A third possibility, which seems to me the most likely, is that the obligatory Senate vote, judging from the powerful speeches against the legitimacy of the Act, would have been an embarrassing rebuke to Trudeau’s dictatorial and unjustifiable actions, which may have ultimately caused a vote of no confidence in his government.
Whatever explanation we accept, there is no doubt that Trudeau overstepped his authority and was forced to beat a hasty retreat. But this is no consolation, for Trudeau and his allies will only regroup, strategize and prepare to launch another attack, or series of attacks, against the social contract and the body politic. We are still in crisis mode.

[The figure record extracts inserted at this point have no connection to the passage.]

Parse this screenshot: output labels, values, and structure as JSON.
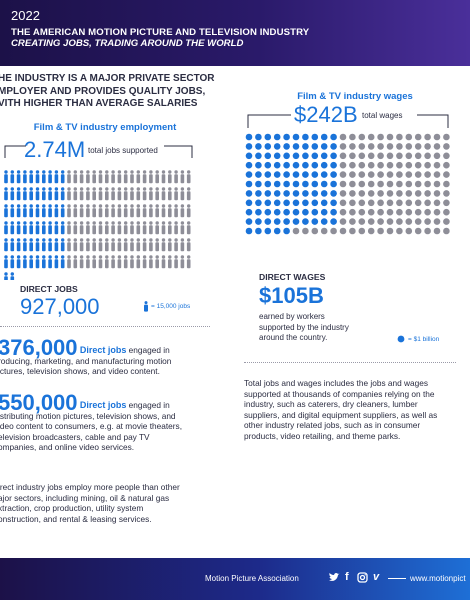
{
  "header": {
    "year": "2022",
    "title": "THE AMERICAN MOTION PICTURE AND TELEVISION INDUSTRY",
    "subtitle": "CREATING JOBS, TRADING AROUND THE WORLD"
  },
  "intro": {
    "line1": "HE INDUSTRY IS A MAJOR PRIVATE SECTOR",
    "line2": "MPLOYER AND PROVIDES QUALITY JOBS,",
    "line3": "VITH HIGHER THAN AVERAGE SALARIES"
  },
  "employment": {
    "label": "Film & TV industry employment",
    "total_value": "2.74M",
    "total_caption": "total jobs supported",
    "icons_total": 182,
    "icons_direct": 62,
    "direct_label": "DIRECT JOBS",
    "direct_value": "927,000",
    "legend_text": "= 15,000 jobs"
  },
  "wages": {
    "label": "Film & TV industry wages",
    "total_value": "$242B",
    "total_caption": "total wages",
    "dots_total": 242,
    "dots_direct": 105,
    "direct_label": "DIRECT WAGES",
    "direct_value": "$105B",
    "direct_caption_1": "earned by workers",
    "direct_caption_2": "supported by the industry",
    "direct_caption_3": "around the country.",
    "legend_text": "= $1 billion"
  },
  "left_paras": {
    "p1_number": "376,000",
    "p1_lead": "Direct jobs",
    "p1_text_a": " engaged in",
    "p1_line2": "roducing, marketing, and manufacturing motion",
    "p1_line3": "ictures, television shows, and video content.",
    "p2_number": "550,000",
    "p2_lead": "Direct jobs",
    "p2_text_a": " engaged in",
    "p2_line2": "istributing motion pictures, television shows, and",
    "p2_line3": "ideo content to consumers, e.g. at movie theaters,",
    "p2_line4": "elevision broadcasters, cable and pay TV",
    "p2_line5": "ompanies, and online video services.",
    "p3_line1": "irect industry jobs employ more people than other",
    "p3_line2": "ajor sectors, including mining, oil & natural gas",
    "p3_line3": "xtraction, crop production, utility system",
    "p3_line4": "onstruction, and rental & leasing services."
  },
  "right_para": {
    "line1": "Total jobs and wages includes the jobs and wages",
    "line2": "supported at thousands of companies relying on the",
    "line3": "industry, such as caterers, dry cleaners, lumber",
    "line4": "suppliers, and digital equipment suppliers, as well as",
    "line5": "other industry related jobs, such as in consumer",
    "line6": "products, video retailing, and theme parks."
  },
  "footer": {
    "org": "Motion Picture Association",
    "url": "www.motionpict"
  },
  "colors": {
    "blue": "#1a73d9",
    "gray": "#8e8e98",
    "navy": "#1c1148"
  }
}
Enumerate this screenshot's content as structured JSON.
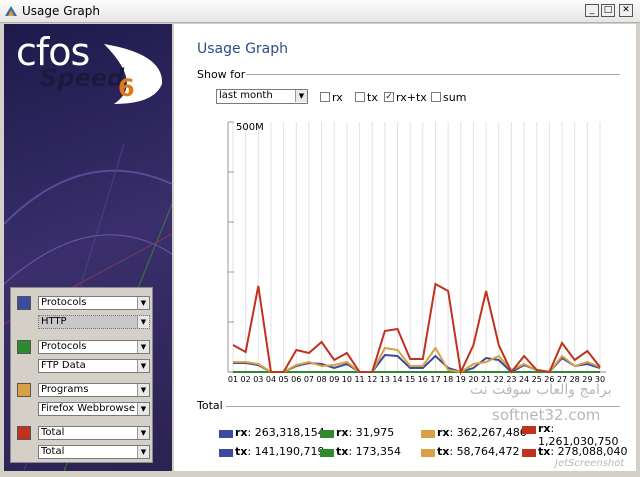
{
  "window": {
    "title": "Usage Graph"
  },
  "logo": {
    "brand": "cfos",
    "product": "Speed",
    "version": "6"
  },
  "filters": [
    "Protocols",
    "Protocols",
    "Programs",
    "Total"
  ],
  "header": {
    "title": "Usage Graph",
    "show_for": "Show for"
  },
  "controls": {
    "period": "last month",
    "options": [
      {
        "label": "rx",
        "checked": false
      },
      {
        "label": "tx",
        "checked": false
      },
      {
        "label": "rx+tx",
        "checked": true
      },
      {
        "label": "sum",
        "checked": false
      }
    ]
  },
  "chart_data": {
    "type": "line",
    "categories": [
      "01",
      "02",
      "03",
      "04",
      "05",
      "06",
      "07",
      "08",
      "09",
      "10",
      "11",
      "12",
      "13",
      "14",
      "15",
      "16",
      "17",
      "18",
      "19",
      "20",
      "21",
      "22",
      "23",
      "24",
      "25",
      "26",
      "27",
      "28",
      "29",
      "30"
    ],
    "series": [
      {
        "name": "HTTP",
        "color": "#3b4a9c",
        "values": [
          18,
          18,
          14,
          0,
          0,
          12,
          18,
          16,
          8,
          16,
          0,
          0,
          34,
          32,
          8,
          8,
          32,
          8,
          0,
          8,
          28,
          24,
          0,
          14,
          4,
          0,
          28,
          12,
          16,
          8
        ]
      },
      {
        "name": "FTP Data",
        "color": "#2f8a2f",
        "values": [
          0,
          0,
          0,
          0,
          0,
          0,
          0,
          0,
          0,
          0,
          0,
          0,
          0,
          0,
          0,
          0,
          0,
          0,
          0,
          0,
          0,
          0,
          0,
          0,
          0,
          0,
          0,
          0,
          0,
          0
        ]
      },
      {
        "name": "Firefox Webbrowse",
        "color": "#d9a046",
        "values": [
          20,
          20,
          16,
          0,
          0,
          14,
          20,
          12,
          14,
          20,
          0,
          0,
          48,
          44,
          12,
          12,
          48,
          4,
          0,
          16,
          20,
          32,
          4,
          16,
          4,
          0,
          32,
          12,
          20,
          10
        ]
      },
      {
        "name": "Total",
        "color": "#c0321e",
        "values": [
          54,
          40,
          172,
          0,
          0,
          44,
          38,
          60,
          24,
          38,
          0,
          0,
          82,
          86,
          26,
          26,
          176,
          162,
          0,
          54,
          162,
          54,
          0,
          32,
          4,
          0,
          58,
          24,
          42,
          10
        ]
      }
    ],
    "ylim": [
      0,
      500
    ],
    "yticks": [
      {
        "value": 500,
        "label": "500M"
      }
    ],
    "grid": true
  },
  "totals": {
    "title": "Total",
    "entries": [
      {
        "rx_label": "rx",
        "rx": "263,318,154",
        "tx_label": "tx",
        "tx": "141,190,719"
      },
      {
        "rx_label": "rx",
        "rx": "31,975",
        "tx_label": "tx",
        "tx": "173,354"
      },
      {
        "rx_label": "rx",
        "rx": "362,267,486",
        "tx_label": "tx",
        "tx": "58,764,472"
      },
      {
        "rx_label": "rx",
        "rx": "1,261,030,750",
        "tx_label": "tx",
        "tx": "278,088,040"
      }
    ]
  },
  "watermarks": [
    "برامج والعاب سوفت نت",
    "softnet32.com",
    "JetScreenshot"
  ]
}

Were we in fact emerging from the crisis, certain initiatives would have been proposed and subsequently enacted. The most obvious would have been a blanket pardon to the truckers, the repair and restoration of their rigs, the return of their operating licences and insurance, and the immediate quashing of their jail sentences.
Instead, Trudeau’s staunchest provincial ally, Premier Doug Ford of Ontario who was elected as a Conservative, has shut down 39 trucking businesses and issued 27 seizure orders to large truck operators from outside Ontario, prohibiting them from operating within the province. A program of this nature, vindictive and counter-productive, will not serve to mend fences and create social peace, and will additionally penalize consumers who will find their grocery shelves growing bare. Bluntly speaking, this policy is not only myopic, it is utterly stupid. But it seems we can expect nothing less from our political leaders. As Rex Murphy writes, “They do not think in this government; mainly they poll and spin.”

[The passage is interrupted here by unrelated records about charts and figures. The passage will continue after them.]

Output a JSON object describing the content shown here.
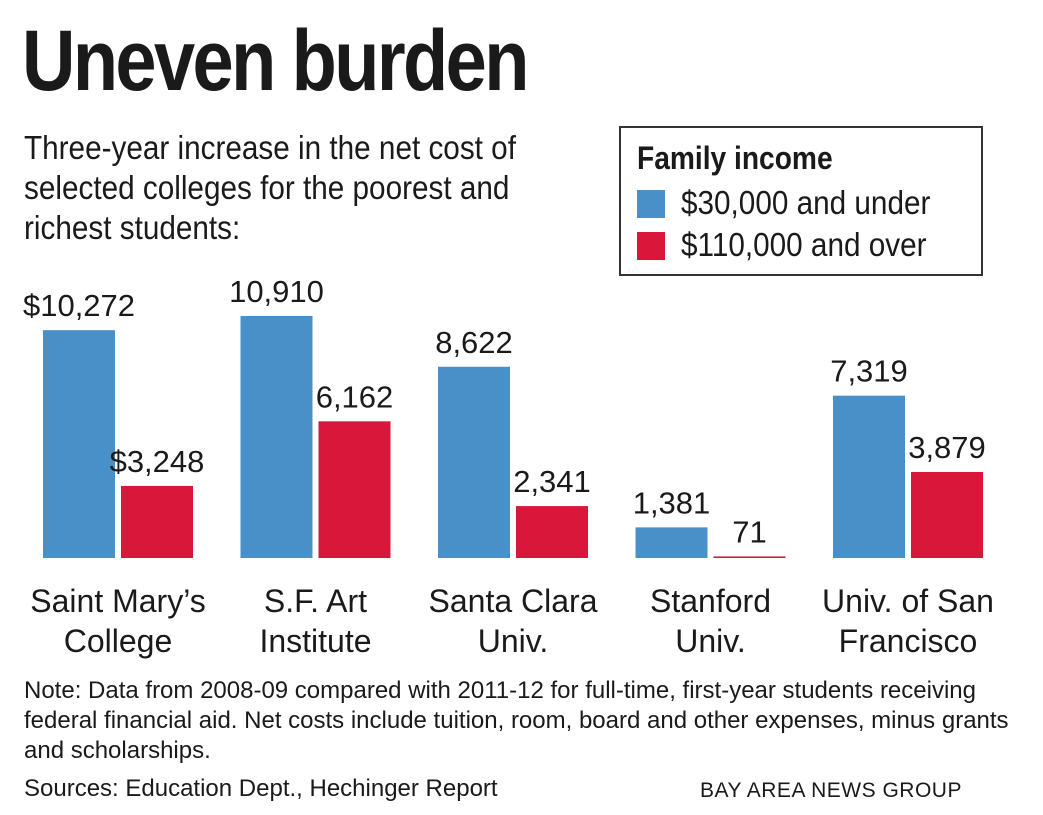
{
  "title": "Uneven burden",
  "subtitle": "Three-year increase in the net cost of selected colleges for the poorest and richest students:",
  "legend": {
    "title": "Family income",
    "items": [
      {
        "label": "$30,000 and under",
        "color": "#4a90c8"
      },
      {
        "label": "$110,000 and over",
        "color": "#d8173a"
      }
    ]
  },
  "chart_data": {
    "type": "bar",
    "categories": [
      "Saint Mary’s College",
      "S.F. Art Institute",
      "Santa Clara Univ.",
      "Stanford Univ.",
      "Univ. of San Francisco"
    ],
    "category_lines": [
      [
        "Saint Mary’s",
        "College"
      ],
      [
        "S.F. Art",
        "Institute"
      ],
      [
        "Santa Clara",
        "Univ."
      ],
      [
        "Stanford",
        "Univ."
      ],
      [
        "Univ. of San",
        "Francisco"
      ]
    ],
    "series": [
      {
        "name": "$30,000 and under",
        "color": "#4a90c8",
        "values": [
          10272,
          10910,
          8622,
          1381,
          7319
        ],
        "labels": [
          "$10,272",
          "10,910",
          "8,622",
          "1,381",
          "7,319"
        ]
      },
      {
        "name": "$110,000 and over",
        "color": "#d8173a",
        "values": [
          3248,
          6162,
          2341,
          71,
          3879
        ],
        "labels": [
          "$3,248",
          "6,162",
          "2,341",
          "71",
          "3,879"
        ]
      }
    ]
  },
  "note": "Note: Data from 2008-09 compared with 2011-12 for full-time, first-year students receiving federal financial aid. Net costs include tuition, room, board and other expenses, minus grants and scholarships.",
  "source": "Sources: Education Dept., Hechinger Report",
  "credit": "BAY AREA NEWS GROUP"
}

Rumors continue to swirl like dust devils. As Breitbart reports, “Legislation making its way through the Canadian Parliament would allow citizens to be taken to court and penalized if they are suspected of simply intending to post ‘hate speech’ online. The proposed law encourages Canadians to report other Canadians to the authorities for intent to post hate speech online, and allows courts to punish Canadian citizens for things they haven’t done yet.” There is no official confirmation that a bill of this nature is being studied, but I would not put it past our national despot to impose a Stasi-like snitch culture upon the nation to complement its proposal to regulate the Internet (Bill C-11), making Canada’s Internet “one of the most censored and surveilled in the democratic world.” Such instruments would be only par for the course for so cynical a leader. With a compliant parliament, a WEF-motivated cabinet, and a speluncular premier like the lamentable Doug Ford, an Emergencies Act is not needed to implement totalitarian legislation.
Justin Trudeau has been temporarily displaced by Vladimir Putin; a genuine dictator provides cover for a wannabe dictator. But Trudeau is not going away. As long as our blackface prime minister and his minions remain in power, the crisis we have just lived through is only in its initial stages.